The Palm Springs School of Architecture, often called Desert Modernism, is a regional style of post-war architecture that emerged in Palm Springs, California. Many of the architects who pioneered this style became world-renowned later in their own careers. Numerous buildings and homes by these architects remain in the Coachella Valley. Additionally, this style of architecture is showcased annually at the Modernism Week event in Palm Springs.

Characteristics
The Palm Springs School of Architecture is characterized by its adaptation to the desert's brutal climate. Block walls, clerestory windows, long, low rooflines and the inclusion of the desert itself in the design highlight the common elements of the Palm Springs School. Architectural movements are often recognized only after the fact.  While the spectrum of Palm Springs' midcentury architecture stretches all the way from John Lautner to Richard Neutra, the many architects working in this small town responded to a unique combination of conditions through a shared commitment to Modernism. This supported creative, experimental approaches, and took advantage of the freedom that the California environment offered.

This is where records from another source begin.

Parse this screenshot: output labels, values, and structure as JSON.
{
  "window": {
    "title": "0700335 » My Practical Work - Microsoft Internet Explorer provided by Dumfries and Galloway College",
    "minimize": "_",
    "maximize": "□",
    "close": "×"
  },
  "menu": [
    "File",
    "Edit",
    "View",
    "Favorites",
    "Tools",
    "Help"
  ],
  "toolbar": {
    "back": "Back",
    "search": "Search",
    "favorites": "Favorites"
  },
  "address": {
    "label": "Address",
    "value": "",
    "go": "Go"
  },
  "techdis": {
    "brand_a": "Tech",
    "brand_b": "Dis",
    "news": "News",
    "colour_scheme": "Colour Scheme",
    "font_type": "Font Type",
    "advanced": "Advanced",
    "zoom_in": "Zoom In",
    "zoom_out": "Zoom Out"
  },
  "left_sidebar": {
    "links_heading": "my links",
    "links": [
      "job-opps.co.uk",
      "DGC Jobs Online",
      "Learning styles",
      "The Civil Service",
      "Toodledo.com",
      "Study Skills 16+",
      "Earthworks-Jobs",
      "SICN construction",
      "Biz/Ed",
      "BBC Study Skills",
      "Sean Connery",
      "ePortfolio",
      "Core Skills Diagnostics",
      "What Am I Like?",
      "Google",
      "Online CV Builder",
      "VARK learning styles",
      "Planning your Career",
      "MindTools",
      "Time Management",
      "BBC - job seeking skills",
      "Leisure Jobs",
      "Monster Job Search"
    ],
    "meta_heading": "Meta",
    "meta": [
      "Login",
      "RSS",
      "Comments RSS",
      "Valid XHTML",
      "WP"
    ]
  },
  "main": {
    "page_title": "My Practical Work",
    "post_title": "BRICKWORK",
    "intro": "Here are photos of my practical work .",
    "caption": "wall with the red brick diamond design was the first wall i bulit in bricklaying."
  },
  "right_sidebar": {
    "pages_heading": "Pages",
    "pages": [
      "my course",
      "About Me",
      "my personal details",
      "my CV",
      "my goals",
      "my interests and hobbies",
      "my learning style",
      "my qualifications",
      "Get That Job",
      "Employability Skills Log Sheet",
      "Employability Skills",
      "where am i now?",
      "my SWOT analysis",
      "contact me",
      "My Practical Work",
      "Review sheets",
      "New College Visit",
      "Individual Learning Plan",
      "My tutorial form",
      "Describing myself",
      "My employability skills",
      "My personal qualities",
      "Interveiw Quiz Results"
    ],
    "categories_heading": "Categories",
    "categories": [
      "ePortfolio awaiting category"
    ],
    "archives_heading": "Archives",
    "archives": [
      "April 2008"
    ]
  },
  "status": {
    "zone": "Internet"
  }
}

Each architect responded to the desert climate and sunlight, the mountain landscape, the recreational culture, willing and well-heeled clients, and a commitment to Modern techniques from mass production to steel and concrete construction. Their responses were different, but their devotion to modern ideas in the open atmosphere of Palm Springs and California nurtured a remarkable concentration of ideas and buildings. Though they are related to the general wave in innovative design in midcentury California, the relative isolation of this small town, the focus on a few issues, and the large percentage of contributing architects who worked almost exclusively in Palm Springs lead to an identifiable approach to architecture that may be called the Palm Springs School.

Notable architects
Robson C. Chambers, John Porter Clark, William F. Cody, Albert Frey, A. Quincy Jones, Hugh M. Kaptur, William Krisel, John Lautner, Richard Neutra, Donald Wexler, E. Stewart Williams, and Paul Revere Williams are the leading names of this regional style.

Other architects contributing to the Palm Springs School of Architecture include Barry Berkus, Herbert Burns, Charles DuBois, Edward Fickett, Rick Harrison, Howard Lapham, Harold Levitt, James McNaughton, Val Powelson, Robert Ricciardi, Stan Sackly, and Laszlo Sandor.

Donald Wexler's Steel House #2 is listed on the National Register of Historic Places.

Architect and historian Alan Hess is a leading advocate of the Palm Springs School of Architecture.